Op Urk leidde hij van 1948 tot 1968 het Urker Mannenkoor ‘Halleluja’ en van 1968 tot aan zijn dood in 1990 de ‘Urker Zangers’. Frits Bode was echter ook in Noordoostpolder een bekend gezicht. In 1963 werd hij de eerste dirigent van het pas opgerichte mannenkoor Asaf en hij zou dit koor, dat in 1966 de naam Christelijk Mannenkoor ‘Emmeloord’ kreeg, tot aan zijn dood leiden.
Op een eigen karakteristieke manier wist Frits Bode zijn koren op een hoog niveau te brengen. Door de contacten met de NCRV en de Evangelische Omroep (EO) waren zijn koren regelmatig op radio en televisie te horen en te zien. Hoogtepunten waren de deelname van de Urker Zangers en het Emmeloords Christelijk Mannenkoor aan het programma Denkend aan Holland in 1972 en 1973, en de marathonuitzending Geven voorleven op 29 november 1974.
Frits Bode zette Urk en Noordoostpolder op de kaart. Want onder zijn leiding kregen de koren van Urk en het Christelijk Mannenkoor Emmeloord grote bekendheid. Door de tournees naar de Verenigde Staten en Canada strekte deze zich tot ver buiten de eigen landsgrenzen uit.
In dit hoofdstuk wordt een beeld geschetst van een Urker die zich – soms tegen de stroom in – op eigen kracht steeds verder wist te ontplooien en op deze wijze een belangrijke impuls gaf aan de koormuziek in Flevoland. Dit wordt gedaan aan de hand van interviews met mensen die Frits Bode persoonlijk hebben gekend, namelijk Jan Bode, Johan en Marrie van der Sloot, Arend de Jonge en Evert de Boer.
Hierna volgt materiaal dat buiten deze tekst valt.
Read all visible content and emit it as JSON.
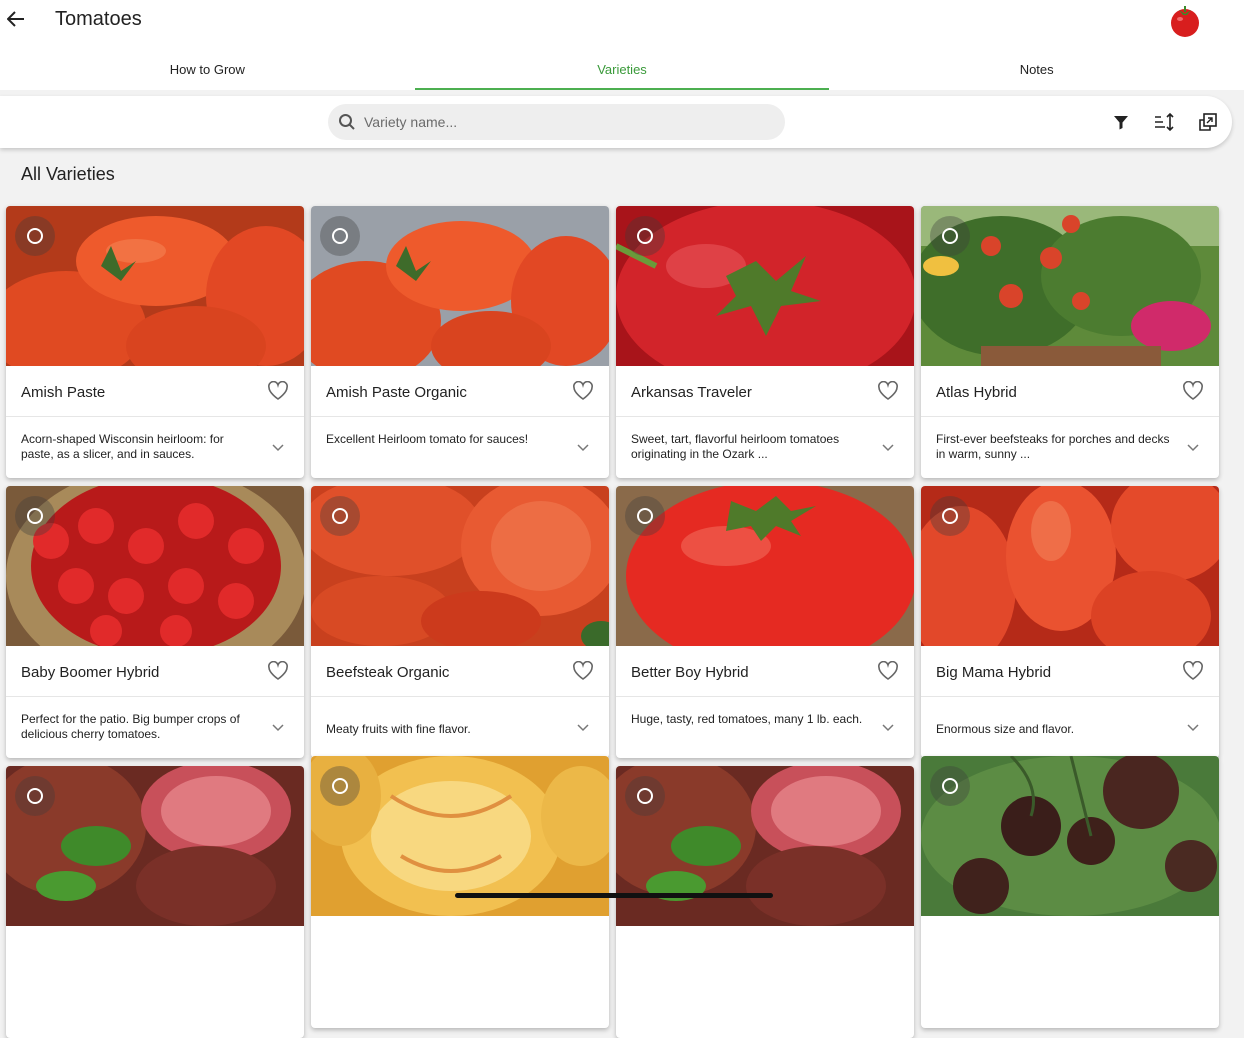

Van bakker tot orkestdirigent
Franz Friedrich Wilhelm Johannes Benjamin Bode werd op 7 januari 1926 op Urk geboren als zoon van bakker Frits Bode en zijn vrouw Geertje Brouwer. Hij kreeg evenals zijn overgrootvader, grootvader en vader de roepnaam Frits. Zijn familie kwam oorspronkelijk niet van Urk. Zijn overgrootvader Franz Friedrich Wilhelm Bode werd geboren in het Duitse Göttingen. Deze studeerde in Groningen geneeskunde en vestigde zich daarna als huisarts, eerst in Peize, vervolgens in Norg, en tenslotte in 1873 op Urk. Hij overleed in 1887. Zijn zoon Frits bleef op Urk en werd daar bakker. Diens zoon, die ook Frits heette, nam de bakkerij van zijn vader over. Deze Frits Bode, de vader van de latere dirigent Frits Bode, heeft veel voor Urk betekend, vooral als voorzitter van het plaatselijke schoolbestuur. Overigens stond deze bakker Bode bekend om zijn poëtische advertenties die geschreven werden door de Urkse volksdichteres Mariap van Urk. Eén van deze advertenties leidde in 1938 tot een politieonderzoek, omdat hier een ‘bevriend’ staatshoofd beledigd zou zijn. Van de officier van Justitie in Alkmaar kreeg de bakker te horen dat dergelijke versjes in de toekomst beter achterwege kon blijven. De tekst luidde:
Her HITLER in een felle rede
Deelt eensklaps aan de
Menschen mede
Ich habe zo’n honger ich gape mi dood
Och heden, de stakker kent geen BODES BROOD.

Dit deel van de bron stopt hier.